On the other hand you can offer her to keep her affair under wraps in return for her not wanting back those items.

In either case, when she's not at the house go with a friend and take your stuff than secure them off-site.


----------



## Lon (Jun 6, 2011)

I would expect if she were to file a separation agreement it would come down to a judge saying she will get the value of her half or community property. So if your possessions were acquired during the marriage, she won't necessarily get to touch them, but she is entitled to her half of the the value of the marital property, so you will have to buy her share of your prized possessions again.


----------



## IMPTEE (Jun 29, 2012)

Ok, but what if she is so out of touch that she doesn't even have a clue as to some of the things that I have or their value for that matter?

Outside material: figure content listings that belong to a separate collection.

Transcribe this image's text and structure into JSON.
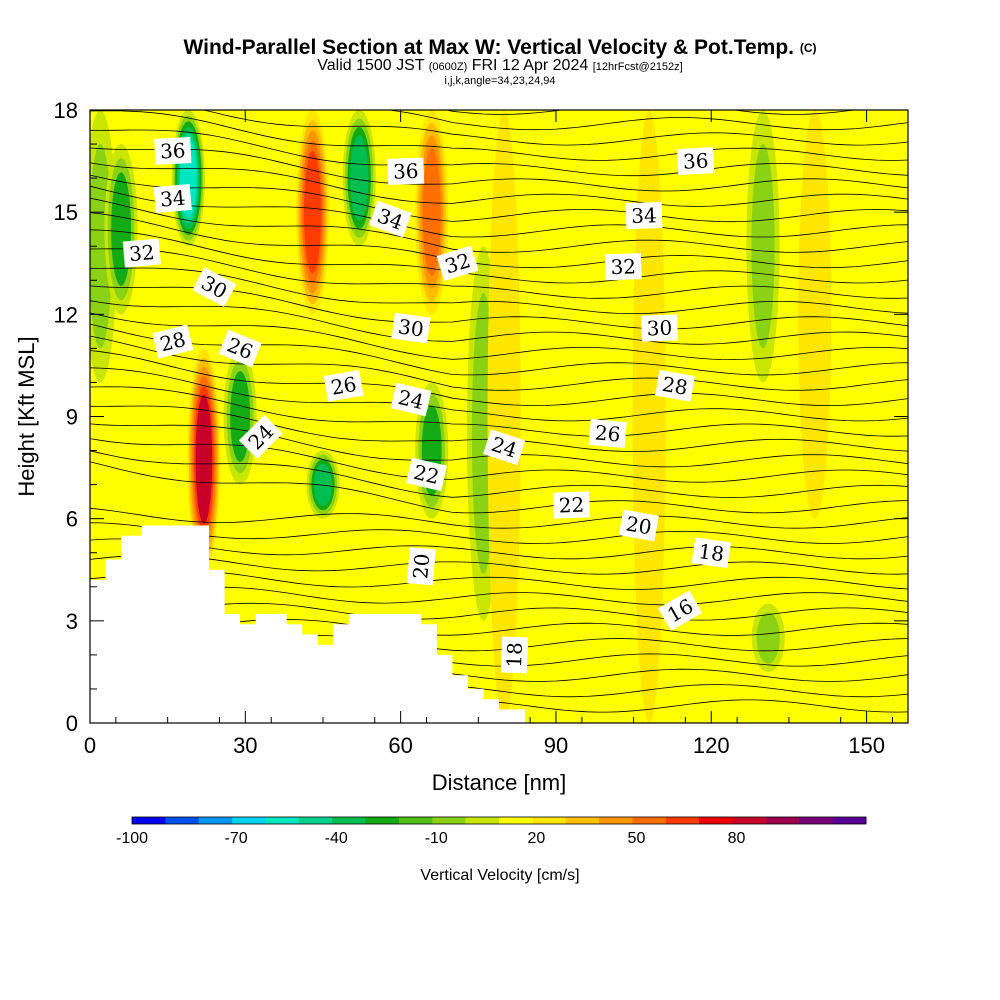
{
  "title": {
    "main": "Wind-Parallel Section at Max W: Vertical Velocity & Pot.Temp.",
    "copyright": "(C)",
    "valid_prefix": "Valid 1500 JST",
    "valid_zulu": "(0600Z)",
    "valid_date": "FRI 12 Apr 2024",
    "forecast": "[12hrFcst@2152z]",
    "indices": "i,j,k,angle=34,23,24,94"
  },
  "colorbar": {
    "title": "Vertical Velocity [cm/s]",
    "labels": [
      "-100",
      "-70",
      "-40",
      "-10",
      "20",
      "50",
      "80"
    ],
    "colors": [
      "#0000f0",
      "#0050f0",
      "#0096f0",
      "#00d2f0",
      "#00e6be",
      "#00d28c",
      "#00be50",
      "#14aa14",
      "#50be14",
      "#8cd214",
      "#c8e600",
      "#ffff00",
      "#ffe600",
      "#ffbe00",
      "#ff9600",
      "#ff6e00",
      "#ff3c00",
      "#f00000",
      "#c80028",
      "#a00050",
      "#780078",
      "#5a0096"
    ]
  },
  "chart_data": {
    "type": "heatmap",
    "title": "Wind-Parallel Section at Max W: Vertical Velocity & Pot.Temp.",
    "xlabel": "Distance [nm]",
    "ylabel": "Height [Kft MSL]",
    "xlim": [
      0,
      158
    ],
    "ylim": [
      0,
      18
    ],
    "xticks": [
      0,
      30,
      60,
      90,
      120,
      150
    ],
    "yticks": [
      0,
      3,
      6,
      9,
      12,
      15,
      18
    ],
    "fill_variable": "Vertical Velocity [cm/s]",
    "fill_range": [
      -100,
      95
    ],
    "contour_variable": "Potential Temperature",
    "velocity_bands": [
      {
        "x": 2,
        "level": -20,
        "top": 18,
        "bottom": 10
      },
      {
        "x": 6,
        "level": -30,
        "top": 17,
        "bottom": 12
      },
      {
        "x": 19,
        "level": -60,
        "top": 18,
        "bottom": 14
      },
      {
        "x": 22,
        "level": 60,
        "top": 11,
        "bottom": 4.5
      },
      {
        "x": 29,
        "level": -30,
        "top": 11,
        "bottom": 7
      },
      {
        "x": 43,
        "level": 45,
        "top": 18,
        "bottom": 12
      },
      {
        "x": 45,
        "level": -35,
        "top": 8,
        "bottom": 6
      },
      {
        "x": 52,
        "level": -40,
        "top": 18,
        "bottom": 14
      },
      {
        "x": 66,
        "level": 35,
        "top": 18,
        "bottom": 12
      },
      {
        "x": 66,
        "level": -25,
        "top": 10,
        "bottom": 6
      },
      {
        "x": 76,
        "level": -20,
        "top": 14,
        "bottom": 3
      },
      {
        "x": 80,
        "level": 12,
        "top": 18,
        "bottom": 0
      },
      {
        "x": 108,
        "level": 14,
        "top": 18,
        "bottom": 0
      },
      {
        "x": 130,
        "level": -18,
        "top": 18,
        "bottom": 10
      },
      {
        "x": 131,
        "level": -20,
        "top": 3.5,
        "bottom": 1.5
      },
      {
        "x": 140,
        "level": 12,
        "top": 18,
        "bottom": 6
      }
    ],
    "terrain_profile": [
      [
        0,
        4.2
      ],
      [
        3,
        4.2
      ],
      [
        3,
        4.8
      ],
      [
        6,
        4.8
      ],
      [
        6,
        5.5
      ],
      [
        10,
        5.5
      ],
      [
        10,
        5.8
      ],
      [
        23,
        5.8
      ],
      [
        23,
        4.5
      ],
      [
        26,
        4.5
      ],
      [
        26,
        3.2
      ],
      [
        29,
        3.2
      ],
      [
        29,
        2.9
      ],
      [
        32,
        2.9
      ],
      [
        32,
        3.2
      ],
      [
        38,
        3.2
      ],
      [
        38,
        2.9
      ],
      [
        41,
        2.9
      ],
      [
        41,
        2.6
      ],
      [
        44,
        2.6
      ],
      [
        44,
        2.3
      ],
      [
        47,
        2.3
      ],
      [
        47,
        2.9
      ],
      [
        50,
        2.9
      ],
      [
        50,
        3.2
      ],
      [
        64,
        3.2
      ],
      [
        64,
        2.9
      ],
      [
        67,
        2.9
      ],
      [
        67,
        2.0
      ],
      [
        70,
        2.0
      ],
      [
        70,
        1.4
      ],
      [
        73,
        1.4
      ],
      [
        73,
        1.0
      ],
      [
        76,
        1.0
      ],
      [
        76,
        0.7
      ],
      [
        79,
        0.7
      ],
      [
        79,
        0.4
      ],
      [
        84,
        0.4
      ],
      [
        84,
        0
      ],
      [
        158,
        0
      ]
    ],
    "contour_labels": [
      {
        "text": "36",
        "x": 16,
        "y": 16.8,
        "angle": -3
      },
      {
        "text": "34",
        "x": 16,
        "y": 15.4,
        "angle": -5
      },
      {
        "text": "32",
        "x": 10,
        "y": 13.8,
        "angle": -5
      },
      {
        "text": "30",
        "x": 24,
        "y": 12.8,
        "angle": 28
      },
      {
        "text": "28",
        "x": 16,
        "y": 11.2,
        "angle": -14
      },
      {
        "text": "26",
        "x": 29,
        "y": 11.0,
        "angle": 22
      },
      {
        "text": "24",
        "x": 33,
        "y": 8.4,
        "angle": -45
      },
      {
        "text": "26",
        "x": 49,
        "y": 9.9,
        "angle": -10
      },
      {
        "text": "24",
        "x": 62,
        "y": 9.5,
        "angle": 13
      },
      {
        "text": "36",
        "x": 61,
        "y": 16.2,
        "angle": -2
      },
      {
        "text": "34",
        "x": 58,
        "y": 14.8,
        "angle": 20
      },
      {
        "text": "32",
        "x": 71,
        "y": 13.5,
        "angle": -17
      },
      {
        "text": "30",
        "x": 62,
        "y": 11.6,
        "angle": 8
      },
      {
        "text": "22",
        "x": 65,
        "y": 7.3,
        "angle": 13
      },
      {
        "text": "20",
        "x": 64,
        "y": 4.6,
        "angle": -85
      },
      {
        "text": "24",
        "x": 80,
        "y": 8.1,
        "angle": 18
      },
      {
        "text": "18",
        "x": 82,
        "y": 2.0,
        "angle": -88
      },
      {
        "text": "36",
        "x": 117,
        "y": 16.5,
        "angle": -3
      },
      {
        "text": "34",
        "x": 107,
        "y": 14.9,
        "angle": -2
      },
      {
        "text": "32",
        "x": 103,
        "y": 13.4,
        "angle": -2
      },
      {
        "text": "30",
        "x": 110,
        "y": 11.6,
        "angle": -2
      },
      {
        "text": "28",
        "x": 113,
        "y": 9.9,
        "angle": 10
      },
      {
        "text": "26",
        "x": 100,
        "y": 8.5,
        "angle": 5
      },
      {
        "text": "22",
        "x": 93,
        "y": 6.4,
        "angle": -2
      },
      {
        "text": "20",
        "x": 106,
        "y": 5.8,
        "angle": 10
      },
      {
        "text": "18",
        "x": 120,
        "y": 5.0,
        "angle": 8
      },
      {
        "text": "16",
        "x": 114,
        "y": 3.3,
        "angle": -30
      }
    ]
  }
}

I mean I know it is sneaky but she has screwed me so hard already I feel like this is the least I could get...


----------



## the guy (Aug 3, 2010)

Protect your stuff for now, and talk to your lawyer to discuss your options.


----------



## survivorwife (May 15, 2012)

IMPTEE said:


> I have personal proof that my wife is cheating on me, but I'm afraid it will not hold up in court. If I were to move some of my prized possessions out of my house and store them in a secure location would she be able to take them from me in the divorce without having a household inventory?
> 
> Thanks.


It's definitely worth the risk. In some separation agreements, you both would agree to keep whatever is in your possession, without an inventory. Clothing. Personal Affects. Non-Marital Property (what you had before you married) etc. If your "prized possessions fall into those categories, OR you agree that what is in your possession is yours, OR she doesn't protest your holding those items, then they are yours to keep.

If, however, she lists the items in a counterclaim for divorce, claiming the items as marital items and demands her fair share (50%), then you may have to give her half.

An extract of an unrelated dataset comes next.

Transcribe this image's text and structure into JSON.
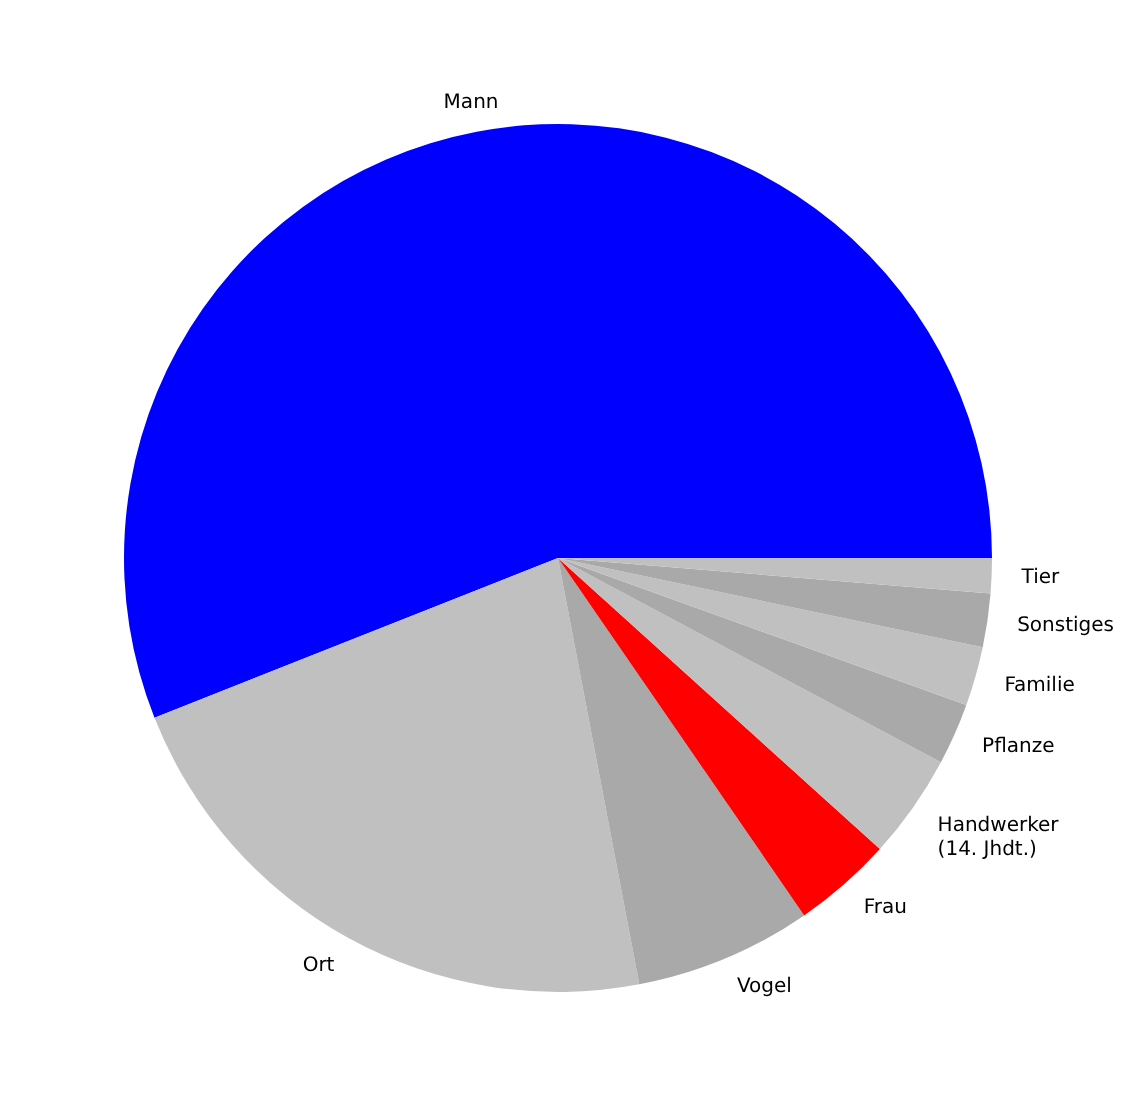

Either way, it's worth the risk. Take them and hide them.


----------



## aug (Aug 21, 2011)

If the processions got lost, stolen, misplaced, gambled away, etc. could they still be part of the community asset?


----------



## IMPTEE (Jun 29, 2012)

aug said:


> If the processions got lost, stolen, misplaced, gambled away, etc. could they still be part of the community asset?

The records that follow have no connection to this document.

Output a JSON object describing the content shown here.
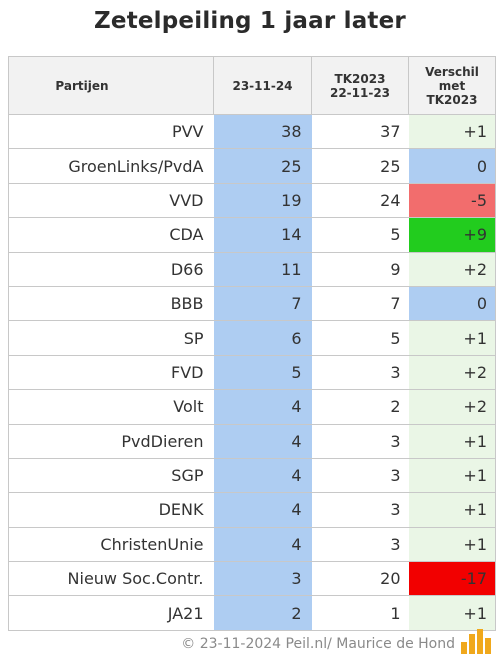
{
  "title": "Zetelpeiling 1 jaar later",
  "chart_data": {
    "type": "table",
    "title": "Zetelpeiling 1 jaar later",
    "columns": {
      "party": "Partijen",
      "now": "23-11-24",
      "tk_line1": "TK2023",
      "tk_line2": "22-11-23",
      "diff_line1": "Verschil",
      "diff_line2": "met",
      "diff_line3": "TK2023"
    },
    "rows": [
      {
        "party": "PVV",
        "now": 38,
        "tk": 37,
        "diff": "+1",
        "diff_color": "#eaf6e6"
      },
      {
        "party": "GroenLinks/PvdA",
        "now": 25,
        "tk": 25,
        "diff": "0",
        "diff_color": "#aecdf2"
      },
      {
        "party": "VVD",
        "now": 19,
        "tk": 24,
        "diff": "-5",
        "diff_color": "#f26d6d"
      },
      {
        "party": "CDA",
        "now": 14,
        "tk": 5,
        "diff": "+9",
        "diff_color": "#22cc1e"
      },
      {
        "party": "D66",
        "now": 11,
        "tk": 9,
        "diff": "+2",
        "diff_color": "#eaf6e6"
      },
      {
        "party": "BBB",
        "now": 7,
        "tk": 7,
        "diff": "0",
        "diff_color": "#aecdf2"
      },
      {
        "party": "SP",
        "now": 6,
        "tk": 5,
        "diff": "+1",
        "diff_color": "#eaf6e6"
      },
      {
        "party": "FVD",
        "now": 5,
        "tk": 3,
        "diff": "+2",
        "diff_color": "#eaf6e6"
      },
      {
        "party": "Volt",
        "now": 4,
        "tk": 2,
        "diff": "+2",
        "diff_color": "#eaf6e6"
      },
      {
        "party": "PvdDieren",
        "now": 4,
        "tk": 3,
        "diff": "+1",
        "diff_color": "#eaf6e6"
      },
      {
        "party": "SGP",
        "now": 4,
        "tk": 3,
        "diff": "+1",
        "diff_color": "#eaf6e6"
      },
      {
        "party": "DENK",
        "now": 4,
        "tk": 3,
        "diff": "+1",
        "diff_color": "#eaf6e6"
      },
      {
        "party": "ChristenUnie",
        "now": 4,
        "tk": 3,
        "diff": "+1",
        "diff_color": "#eaf6e6"
      },
      {
        "party": "Nieuw Soc.Contr.",
        "now": 3,
        "tk": 20,
        "diff": "-17",
        "diff_color": "#f20000"
      },
      {
        "party": "JA21",
        "now": 2,
        "tk": 1,
        "diff": "+1",
        "diff_color": "#eaf6e6"
      }
    ]
  },
  "footer": "© 23-11-2024 Peil.nl/ Maurice de Hond",
  "logo_text": "Peil.nl",
  "colors": {
    "now_column": "#aecdf2",
    "logo_orange": "#f0a81c"
  }
}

This is the angle I'm getting at...


----------



## survivorwife (May 15, 2012)

aug said:


> If the processions got lost, stolen, misplaced, gambled away, etc. could they still be part of the community asset?


Depends on when it happened, how it happened and whether it is truthful as to how they came to their "demise". A spouse, once separated, can't simply claim that they took possession and the property was then stolen. Has to be proof or the other spouse won't believe it and may demand monetary compensation for the missing items.


----------



## the guy (Aug 3, 2010)

Just take your crap and hide it....she's screwing around and tough sh!t for her. Let the court figure it out...and for that matter let your STBXW figure it out!

Don't say a damb thing to her and if she asks, tell her "her lawyer needs to talk to your lawyer regarding anything more about the marriage and its assets".


----------



## survivorwife (May 15, 2012)

the guy said:


> Just take your crap and hide it....she's screwing around and tough sh!t for her. Let the court figure it out...and for that matter let your STBXW figure it out!
> 
> Don't say a damb thing to her and if she asks, tell her "her lawyer needs to talk to your lawyer regarding anything more about the marriage and its assets".


:iagree:

Exactly right! Do it first. Leave the rest for later.


----------



## dingerdad (Nov 23, 2011)

Sell them to a friend....cheap. Buy them back at a later date.


----------



## Count of Monte Cristo (Mar 21, 2012)

dingerdad said:


> Sell them to a friend....cheap. Buy them back at a later date.


Make sure it's a really really good friend... and not the one that you don't know is currently banging your STBXW.


----------